Two of the volunteers, nurse Claudine Mamo and pediatrician Mary Hakim, work with Covenant Community Care, a nonprofit clinic with three sites in Detroit that serves the under-insured and the uninsured. Tom Spethmann is a physician specializing in internal medicine, Jill Johnson served as a long-term Covenant missionary to Zaire/Congo and later Burkina Faso, and Calla Holmgren is an obstetrician/gynecologist.
When Holmgren traveled to Congo with her mother, Kathy, as part of another MTI team sponsored by the Paul Carlson Partnership, they made international headlines for choosing to travel to the African country while their father and husband, Mike Holmgren, was coaching the Seattle Seahawks in the Super Bowl that year.
At the Canaan clinic, two women who served as receptionists called the Haitian patients forward one by one. Each person pays a small amount toward treatment in an effort to guard against fraud and abuse of the free medicine that is offered. Those who are obviously sick are treated even if they are unable to pay.
Johnson would then do a quick triage, taking blood pressure and filling out forms that identified each patient’s symptoms. The patients took the forms to the other medical workers who asked more detailed questions and provided treatment.
Before arriving, I had watched and read news accounts of how Haitians were often jubilant despite the tragedies inflicted upon them. That was not true in Canaan and certainly not in the clinic. Few showed even the hint of a smile.
They looked battle-worn. Their eyes were fixed straight ahead, nearly expressionless, vacant. The exception was when an anxious parent waited for one of the medical team members to examine his or her child.

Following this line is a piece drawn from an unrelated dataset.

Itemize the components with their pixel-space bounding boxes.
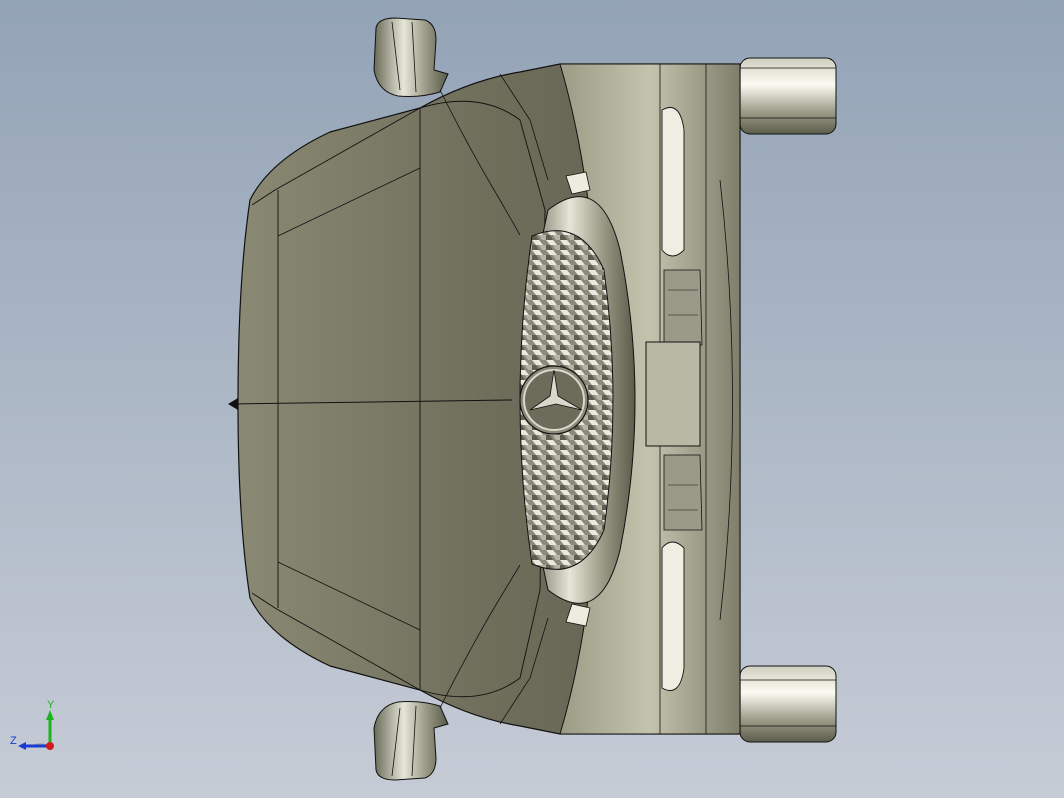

Team members welcomed each person with kindness, spending however much time was needed with them. There was no rush. They gathered for prayer around patients who wanted it. I was definitely not bored.
While the cases might sound mundane to North Americans, the lack of routine care can short-change a life in Haiti.
Stanley was a 12-year-old boy wearing a knock-off Chicago Cubs shirt. He loves attending school, but had stopped because he couldn’t hear well. His head hurt so much that he couldn’t study.
The problem was earwax – lots and lots of earwax. Hakim spent almost an hour on Friday irrigating the ear. Stanley sat still the entire time, never complaining, never showing any emotion as the solution dripped down his cheek. Some of his friends watched and laughed. He never reacted.
Despite her efforts, Hakim was able to only remove part of the wax. She asked the boy to return on another day when Mamo helped finish the job. After another hour she finally was able to remove the last of the blockage.
The boy’s father was so thrilled that he kept the BB-sized piece to take home and show his wife. Their son could return to school.
As word of the clinic spread, the number of daily patients rose to 80 and the cases grew more severe. Hakim had to tell a 29-year-old man he had testicular cancer. Richard Goutier translated the devastating news. He gave the man $10 so he could take a taxi to a hospital for further examination and then watched him walk away. “The only thing he said was, ‘Can I still have children?’ ” Richard recounted.
Minutes later, the translator stood by himself, collecting his thoughts. He didn’t take long. There were more patients.
Patients who needed medication were given a prescription – if the medication was available – which they took to whoever was the pharmacist for the day. For serious cases that the team could not treat, Fabienne Goutier called around to hospitals that had more equipment. It was difficult. On one call, the voice at the other end snapped, “We don’t have any space” before Fabienne could even describe the patient’s issue. But she was tenacious. If one medical facility wasn’t available, she called another.
Fabienne and her husband grew up in Haiti, but had moved to the United States. After the earthquake, they returned. “It’s a great country,” Richard said. “I love it here.”
Postscript: Since the mission trip, Covenant World Relief has approved a grant request that will enable MTI to enclose the clinic and keep supplies on location. The funds also will pay for a new storage building.